Stellenbosch University has introduced Spanish to its curriculum. Picture: Stellenbosch University / Facebook

Stellenbosch University has introduced Spanish to its curriculum. Picture: Stellenbosch University / Facebook

Published Feb 9, 2024


Stellenbosch University (SU) in the Western Cape, along with its Department of Modern Foreign Languages, announced on Friday it will be introducing Spanish to its curriculum, thanks to an agreement with the Spanish government.

The university signed a Memorandum of Understanding (MOU) with Spanish officials in December to formalise the establishment of a Spanish lectorate at the institution.

SU Rector and Vice-Chancellor, Professor Wim de Villiers said the collaboration marks a pivotal moment for cultural and education exchange.

“This MOU aids SU in our goal to build networks and foster new partnerships across the globe.

“Learning Spanish opens doors to more than just another language; it also creates opportunities that encourage students to engage with the cultures of numerous Spanish-speaking countries in the world, from Europe to Latin America. This is a significant development for the Department of Modern Foreign Languages,” De Villiers said.

Consul General of Spain in Cape Town, Jesús Silva conveyed a message of gratitude and congratulations on behalf of the Spanish government.

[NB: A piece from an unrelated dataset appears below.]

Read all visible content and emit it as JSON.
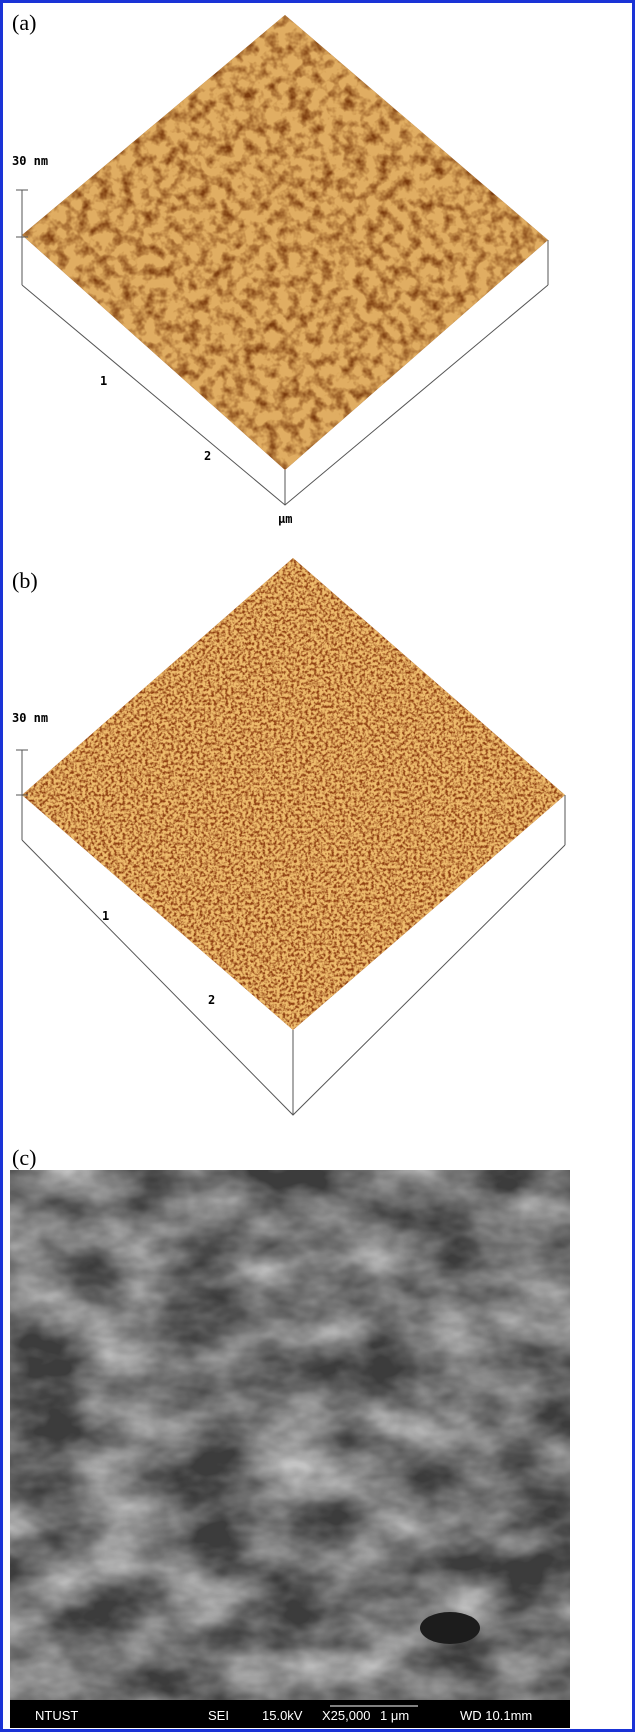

“The signing of the Memorandum between Stellenbosch University and the government of Spain concludes a process of almost two years of work to establish a Spanish lectorate in this prestigious academic institution.

“It brings not only language, but also culture and arts from the Spanish-speaking world, a community of 500 million people – a wide window to more knowledge and intellectual richness,” Silva said.

The Spanish Ambassador to South Africa, Raimundo Robredo Rubio extended his gratitude to the university.

“This is an important contribution to strengthen our bilateral relationship. Very few universities in the world have been chosen this year to create a new lectorate, and Stellenbosch was one of them,” Rubio said.

Professor Catherine du Toit, the chairperson of Modern Foreign Languages at SU said incorporating Spanish into the department has been a lifelong dream.

She said Spanish is the second most spoken language globally as a mother tongue.

“It is crucial for students to engage with a language that has a widespread and growing influence on the global stage. In an era of globalisation, effective, authentic human communication is paramount,” Du Toit said.

She said there is economic significance of this collaboration.

“The Spanish-speaking world, particularly Latin America, is home to emerging economies. Proficiency in Spanish is an excellent ability for young graduates seeking opportunities in international business, trade, and collaboration. Knowledge of Spanish can be particularly beneficial for students interested in careers related to technology, especially in markets where Spanish is prevalent,” Du Toit said.

She said the integration of Spanish will not only focus on language proficiency, but also cultural diversity and contemporary literature.

“Contemporary Spanish literature reflects the diverse cultures and experiences within the Spanish-speaking world. Authors from different Hispanic countries contribute to a rich tapestry of narratives that resonate with modern readers,” Du Toit said.

The presence of a Spanish lecturer would enable the department to give more momentum to the existing public programme of Spanish evening classes at the university.

“Spanish literature and film will also feature in our future coursework MA in Comparative Literature. If all goes well, we hope to later include Spanish in our official undergraduate curriculum, aligning with the language’s global relevance, cultural diversity, and economic significance.

“As students and colleagues engage with the language, it will not only enhance their cultural and linguistic proficiency, but also position them for a competitive edge in the contemporary job market,” Du Toit said.